Our Body’s “Fight or Flight” Response
Fear triggers our brain to produce chemicals that make it more difficult for us to relax. In fact, mere emotions and thoughts (both conscious and unconscious) can trigger this chemical reaction placing us in the “fight or flight” response. When the body goes into this mode, it is an evolutionary protective response, as if there was a dangerous lion nearby. This “fight or flight” response causes muscle spasm (to give you strength to fight or run away), increased heart rate, dilated pupils, shallow breathing and other autonomic nervous system responses, such as dry mouth, slower immune response and inhibited digestion.

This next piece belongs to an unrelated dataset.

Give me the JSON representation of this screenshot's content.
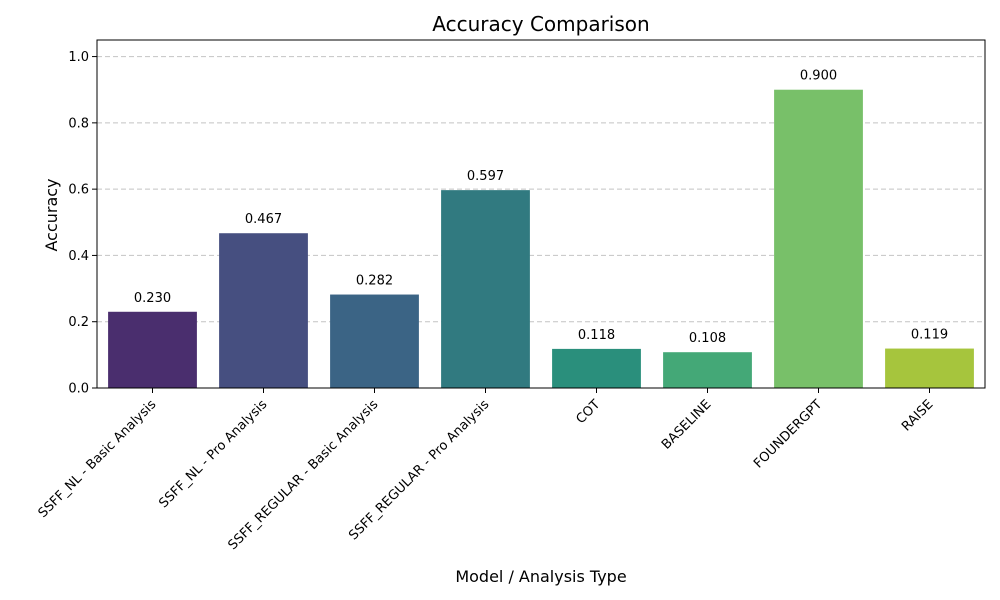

The brain then seeks more feedback from the body to know more about what’s happening, increasing the sensitivity in the nervous system. Our brain “turns the volume up” on our nervous system. Regretfully, this means that our physical sensations increase and consequently we feel more pain. In other words, when it comes to pain, the more we fear it, the more we feel it.
Emotions & Pain
Our emotions affect how we feel and interpret physical sensations. Our beliefs, emotions, and thoughts all affect how we feel pain. Research demonstrates that depression, anxiety, and guilt can all make it more difficult for us to cope with pain. Fear and worry can especially increase the amount of pain we feel. When we are afraid, stress or anxious, our muscles tense, the heart begins to race, and we may begin to tell ourselves things like, “I can’t relax, this really hurts, I can’t handle this.” Then, the next thing you know, we can’t relax and every sensation actually does become more painful. A positive, less fearful emotional state, such as being confident and relaxed, can help coping with pain easier. We will teach you techniques to help your brain and nervous system respond to your beliefs, emotions, and thoughts in a way that can help decrease anxiety, stress, and pain.